S'il y avait des élections demain matin, et que Justin Trudeau les remportait, aurait-il l'expérience, le talent, les connaissances, les idées pour devenir le premier ministre du Canada? La réponse est non.

Les Canadiens le savent. Dans un sondage Nanos de la semaine dernière, selon lequel les libéraux devancent les conservateurs pour la première fois depuis 2009, seulement 8,6% des répondants estiment que Justin Trudeau est le plus expérimenté pour diriger le Canada, contre 17,6% pour Thomas Mulcair et 41% pour Stephen Harper. Les militants libéraux le savent aussi, même s'ils lui ont confié avec enthousiasme la direction de leur parti.

Et c'est ainsi que le plébiscite qui a couronné Justin Trudeau repose sur une pratique extrêmement rare dans la vie politique: choisir un chef qui n'est pas vraiment encore fonctionnel. Et dans un pari extrêmement risqué, compter sur le fait que le nouveau chef sera capable, d'ici les prochaines élections, dans deux ans et demi, d'acquérir les compétences, les idées, l'autorité, le programme pour diriger un gouvernement. Un très gros contrat.

Bien sûr, le nouveau chef d'un parti n'est jamais vraiment prêt. Mais le chemin qui attend le nouveau leader libéral semble s'annoncer long et semé d'embuches. Depuis le début de la course au leadership, analystes et stratèges libéraux observent d'ailleurs de près la courbe d'apprentissage de Justin Trudeau, mesurent la rapidité de ses progrès et tentent d'évaluer son potentiel de croissance.

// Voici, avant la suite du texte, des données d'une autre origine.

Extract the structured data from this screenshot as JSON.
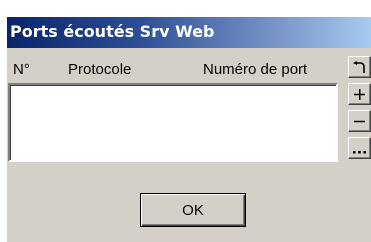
{
  "window": {
    "title": "Ports écoutés Srv Web"
  },
  "list": {
    "columns": [
      "N°",
      "Protocole",
      "Numéro de port"
    ],
    "rows": []
  },
  "side_buttons": {
    "undo_icon": "undo-arrow-icon",
    "add_label": "+",
    "remove_label": "–",
    "more_label": "..."
  },
  "footer": {
    "ok_label": "OK"
  },
  "colors": {
    "titlebar_start": "#0a246a",
    "titlebar_end": "#a6caf0",
    "dialog_bg": "#d4d0c8"
  }
}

Dans ce pari, il y a un élément de stratégie du désespoir pour le PLC. Ce parti désorganisé, affaibli, relégué au troisième rang à la Chambre des communes, qui change de chef comme George Clooney change de partenaire, découvre qu'avec Justin Trudeau, les sondages reviennent favorables. Même si les libéraux savent que ce succès repose sur des bases fragiles, le charme de Justin Trudeau, le culte autour de l'héritage de son père et le caractère souvent éphémère des sursauts dans les sondages qui accueillent l'arrivée d'un nouveau chef.

Mais dans l'attraction qu'exerce manifestement Justin Trudeau, il y a quelque chose qui dépasse clairement son nom et son look. Dans une période où les gens sont désabusés de la politique - et donc aussi des politiciens - l'arrivée d'un outsider, plus jeune, dont l'inexpérience et l'extériorité deviennent paradoxalement des atouts, peuvent faire rêver. Dans le sondage Nanos, 30% des répondants trouvent que c'est Justin Trudeau qui est le plus inspirant, contre 17,8% pour Stephen Harper.

Cette promesse de changement repose aussi sur des éléments concrets qui dépassent son charme personnel. La vie politique canadienne s'est énormément polarisée, un processus exacerbé par Stephen Harper. Tellement qu'on se demande s'il y a encore une place pour le centre entre le PC et le NPD.

Le succès de Justin Trudeau, c'est de pouvoir incarner ce centrisme, dans les thèmes - concilier économie et environnement, prudence fiscale et humanisme, redonner son rôle au Canada, miser sur l'éducation - mais aussi dans son ton, dans son refus des vieilles chicanes, dans sa recherche de consensus. On verra s'il réussira à maintenir cet équilibre quand il devra quitter le terrain des généralités généreuses.

Justin Trudeau dispose d'un autre atout, et c'est sa forme particulière de populisme. Il aime les gens, il est à l'aise avec eux, s'intéresse à eux. Il articule son discours autour de la classe moyenne. Il a aussi tendance à analyser les enjeux en fonction de ce que les citoyens souhaitent, à vouloir bâtir son programme à partir de la base, en écoutant les gens et en tentant de refléter leurs aspirations. C'est en fait exactement le contraire de ce que faisait son illustre père, qui définissait seul sa propre vision et qui tentait ensuite de l'imposer.